Quelques instants plus tard, ils retombent ensemble sur le lit.
Essoufflés.
Encore enlacés.
Leurs peaux moites se frôlent tandis que leurs respirations retrouvent peu à peu le même rythme.
Giovanni embrasse son épaule, murmure contre sa peau :
— Je t'aime tellement, Rachel.
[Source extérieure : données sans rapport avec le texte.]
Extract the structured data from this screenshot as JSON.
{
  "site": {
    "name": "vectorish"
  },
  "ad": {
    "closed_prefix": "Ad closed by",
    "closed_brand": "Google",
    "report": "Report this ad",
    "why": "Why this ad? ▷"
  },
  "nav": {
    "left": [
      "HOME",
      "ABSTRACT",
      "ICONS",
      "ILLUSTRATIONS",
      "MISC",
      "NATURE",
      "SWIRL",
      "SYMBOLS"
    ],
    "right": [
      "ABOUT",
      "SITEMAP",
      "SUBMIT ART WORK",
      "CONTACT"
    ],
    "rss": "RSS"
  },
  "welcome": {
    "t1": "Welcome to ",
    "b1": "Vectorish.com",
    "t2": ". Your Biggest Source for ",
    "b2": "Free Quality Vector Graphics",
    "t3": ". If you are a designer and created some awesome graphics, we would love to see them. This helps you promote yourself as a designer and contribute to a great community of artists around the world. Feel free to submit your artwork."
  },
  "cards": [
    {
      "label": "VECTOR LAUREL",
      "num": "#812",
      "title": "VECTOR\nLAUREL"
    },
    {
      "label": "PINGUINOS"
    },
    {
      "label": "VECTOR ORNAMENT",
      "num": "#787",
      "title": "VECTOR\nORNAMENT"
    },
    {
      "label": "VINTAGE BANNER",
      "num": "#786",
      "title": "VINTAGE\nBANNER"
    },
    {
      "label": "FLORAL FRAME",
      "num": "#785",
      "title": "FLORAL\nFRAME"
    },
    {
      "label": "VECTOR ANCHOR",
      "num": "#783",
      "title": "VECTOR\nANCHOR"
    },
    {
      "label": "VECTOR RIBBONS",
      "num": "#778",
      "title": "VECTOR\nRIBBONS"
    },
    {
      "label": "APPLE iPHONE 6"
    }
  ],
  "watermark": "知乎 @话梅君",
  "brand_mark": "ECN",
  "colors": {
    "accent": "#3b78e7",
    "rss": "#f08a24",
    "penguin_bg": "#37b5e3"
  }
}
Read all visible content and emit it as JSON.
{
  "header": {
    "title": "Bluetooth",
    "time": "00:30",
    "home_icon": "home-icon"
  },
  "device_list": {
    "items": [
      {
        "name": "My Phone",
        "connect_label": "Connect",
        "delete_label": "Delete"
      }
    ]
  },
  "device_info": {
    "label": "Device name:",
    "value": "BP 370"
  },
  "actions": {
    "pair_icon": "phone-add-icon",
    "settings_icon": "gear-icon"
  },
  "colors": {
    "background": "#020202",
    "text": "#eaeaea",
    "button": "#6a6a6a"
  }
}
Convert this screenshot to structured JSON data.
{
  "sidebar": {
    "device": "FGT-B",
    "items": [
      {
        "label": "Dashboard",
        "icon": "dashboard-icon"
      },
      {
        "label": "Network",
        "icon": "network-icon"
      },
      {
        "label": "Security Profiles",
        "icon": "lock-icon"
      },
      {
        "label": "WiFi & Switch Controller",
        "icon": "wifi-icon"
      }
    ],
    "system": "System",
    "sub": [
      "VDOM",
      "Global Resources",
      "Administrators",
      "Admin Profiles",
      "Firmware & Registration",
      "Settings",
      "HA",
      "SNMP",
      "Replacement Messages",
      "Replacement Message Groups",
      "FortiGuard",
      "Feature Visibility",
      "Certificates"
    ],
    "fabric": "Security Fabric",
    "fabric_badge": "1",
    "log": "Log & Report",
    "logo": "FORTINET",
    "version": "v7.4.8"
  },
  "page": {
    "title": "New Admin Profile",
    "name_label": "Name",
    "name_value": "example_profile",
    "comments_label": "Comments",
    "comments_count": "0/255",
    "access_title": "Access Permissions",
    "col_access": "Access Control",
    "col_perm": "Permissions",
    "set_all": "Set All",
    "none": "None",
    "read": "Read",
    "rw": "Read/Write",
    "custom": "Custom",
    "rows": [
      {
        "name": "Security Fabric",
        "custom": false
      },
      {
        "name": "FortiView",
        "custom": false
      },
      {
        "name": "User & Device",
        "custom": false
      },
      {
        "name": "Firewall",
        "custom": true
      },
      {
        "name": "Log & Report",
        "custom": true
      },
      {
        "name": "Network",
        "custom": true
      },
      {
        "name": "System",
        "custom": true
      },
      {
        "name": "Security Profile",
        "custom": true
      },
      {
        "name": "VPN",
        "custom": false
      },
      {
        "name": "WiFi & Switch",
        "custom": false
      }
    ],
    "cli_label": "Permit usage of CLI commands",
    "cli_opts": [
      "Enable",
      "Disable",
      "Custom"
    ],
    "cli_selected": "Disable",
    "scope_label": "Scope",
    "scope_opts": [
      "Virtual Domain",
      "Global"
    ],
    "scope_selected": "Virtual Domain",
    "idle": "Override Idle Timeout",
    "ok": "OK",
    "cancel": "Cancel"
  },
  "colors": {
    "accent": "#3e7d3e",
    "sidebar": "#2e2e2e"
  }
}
Ma femme, mon amour.
— Moi aussi...
Les bras de Giovanni se referment autour d'elle.
Pendant quelques secondes, il n'existe plus que leur étreinte.
Puis un téléphone sonne.
Le bruit paraît presque agressif dans le calme de la maison.
Giovanni se fige imperceptiblement.
Une seconde seulement.
Avant de relâcher Rachel.
Son téléphone vibre encore sur la table de chevet.
Un nom s'affiche à l'écran.
Rachel n'a pas le temps de le lire.
Giovanni retourne l'appareil d'un geste rapide.
— Ça peut attendre.
Son sourire revient aussitôt.
— Où en étions-nous ?
Puis il l'embrasse de nouveau.
Le téléphone cesse enfin de vibrer.
Et quelques secondes plus tard, elle n'y pense déjà plus.
Elle ferme les yeux, un sourire aux lèvres, et se serre un peu plus contre lui, le cœur encore affolé.
La vie que le destin leur a promise ressemble à un conte de fées.
Rachel ignore encore que ce matin deviendra bientôt le souvenir le plus précieux de toute sa vie.